Utilities seek, train new employees to replace those nearing retirement

10/9/2010
BLADE STAFF AND NEWS SERVICES
  • Utilities-seek-train-new-employees-to-replace-those-nearing-retirement-2

    Ellis Roberts guides the weight as a fellow trainee operates the crane at Connecticut Light's facility.

    Jessica Hill / AP

  • BERLIN, Conn. — In the worst recession in memory, Helen Duguay discovered that climbing utility poles is a better career choice than selling real estate.

    A former real estate agent who has been out of work since May, the 43-year-old mother of five is learning to scale poles and operate a crane, a backhoe, and other equipment that electricity providers and gas companies use at construction sites.

    “We all have to be flexible in what we can do,” Ms. Duguay said. “I've never done this before.”

    A 12-week training program organized by the Connecticut Business & Industry Association has drawn Ms. Duguay and 11 other prospective workers. Partly funded by federal stimulus money, the program is a good match for the unemployed people looking for a job and for utilities seeking to replenish a labor force about to be hit hard by retirements.

    The Connecticut program is similar to one established nearly a decade ago in metro Toledo by FirstEnergy Corp. with help from Owens Community College in Perrysburg Township.

    Dubbed its Power Systems Institute, the 18-month, tuition-free program trains future line workers both in the classroom and in the field.

    Those who complete it successfully receive not only an associate's degree from Owens but also a line-crew job offer from FirstEnergy, company spokesman Ellen Raines said.

    “We think we were the first utility in the country to work with community colleges to train line workers,” when the program was established in early 2001, she said.

    The reasons for such are simple demographics.
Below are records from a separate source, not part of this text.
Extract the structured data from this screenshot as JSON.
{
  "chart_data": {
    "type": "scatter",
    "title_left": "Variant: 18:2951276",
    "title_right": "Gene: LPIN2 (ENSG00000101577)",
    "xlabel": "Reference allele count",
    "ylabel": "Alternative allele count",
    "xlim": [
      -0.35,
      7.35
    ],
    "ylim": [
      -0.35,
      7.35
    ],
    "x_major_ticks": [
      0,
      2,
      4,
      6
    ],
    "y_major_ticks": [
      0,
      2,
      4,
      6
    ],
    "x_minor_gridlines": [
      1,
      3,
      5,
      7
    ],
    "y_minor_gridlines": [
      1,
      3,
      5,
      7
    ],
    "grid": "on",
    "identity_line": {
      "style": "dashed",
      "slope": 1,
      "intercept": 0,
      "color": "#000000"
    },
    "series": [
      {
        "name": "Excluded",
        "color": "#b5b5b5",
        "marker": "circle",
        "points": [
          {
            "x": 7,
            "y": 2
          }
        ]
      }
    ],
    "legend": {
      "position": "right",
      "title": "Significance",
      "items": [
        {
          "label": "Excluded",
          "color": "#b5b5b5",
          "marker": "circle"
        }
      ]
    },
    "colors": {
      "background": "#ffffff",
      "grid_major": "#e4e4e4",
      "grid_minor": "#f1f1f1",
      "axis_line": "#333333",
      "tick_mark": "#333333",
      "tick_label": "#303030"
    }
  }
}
Union officials say the average age of the nation's utility workers is about 50.

    “You're looking at a potential mass exodus over the next couple of years,” said John Fernandes, president of Local 457 of the International Brotherhood of Electrical Workers, which represents Connecticut Light & Power employees.

    Ellis Roberts guides the weight as a fellow trainee operates the crane at Connecticut Light's facility.
    Ellis Roberts guides the weight as a fellow trainee operates the crane at Connecticut Light's facility.

    The Center for Energy Workforce Development, a consortium of electric, natural gas, and nuclear utilities and their associations, said in a 2009 report that 42 percent of the industry's line workers would depart by 2015.

    The survey found most employees retire after age 58, with 25 years of service. Because many utility jobs are physically demanding, it said, some employees choose jobs elsewhere in a utility or begin second careers well before the traditional retirement age of 65.

    Collaborative efforts have been set up in 28 states among utilities, schools, unions, workforce development agencies, and others to find ways to develop the industry's labor force.

    Detroit-based DTE Energy Corp. maintains its own linemen training and apprenticeship program at a facility in Westland, Mich., in cooperation with the International Brotherhood of Electrical Workers, which represents its workers in that field, spokesman John Austerberry said.

    FirstEnergy has scheduled a preliminary orientation for its program from 6 to 8 p.m. Nov. 10 in the law enforcement building at Owens Community College.

    Pay for Toledo Edison linemen generally begins at $40,000 to $50,000, with additional opportunities available.

    Since it began, FirstEnergy's program has graduated 230 linemen, including 64 through Owens Community College.

    The Connecticut training program teaches students about gas and electric utilities, alternative energy, and upgraded electricity systems known as the “smart grid.”

    The program also prepares trainees for an industry employment test and commercial driver's license.

    Ms. Duguay, of Wolcott, R.I., said she learned of it from the Job Corps and seized on it because she knows of the need for utility line workers, for whom annual pay is about $56,000 nationally, according to the U.S. Bureau of Labor Statistics.

    At a recent session at a Connecticut Light & Power training yard in Berlin, Ms. Duguay was in the cab of a crane, learning to lift and move a 1,500-pound block as if it were a paperweight.

    She's set her sights on a career beyond line work, but at her recent training, she learned to navigate a forklift in reverse while trying to leave traffic cones untouched.

    “I've cleaned my own gutters,” she said. “I don't mind heights. I don't mind physical work.”

    She said she wants to pursue a career as an electrical designer, which involves planning the electrical use of a building, rather than being a line worker.

    Right now, however, she needs the training to find entry-level work.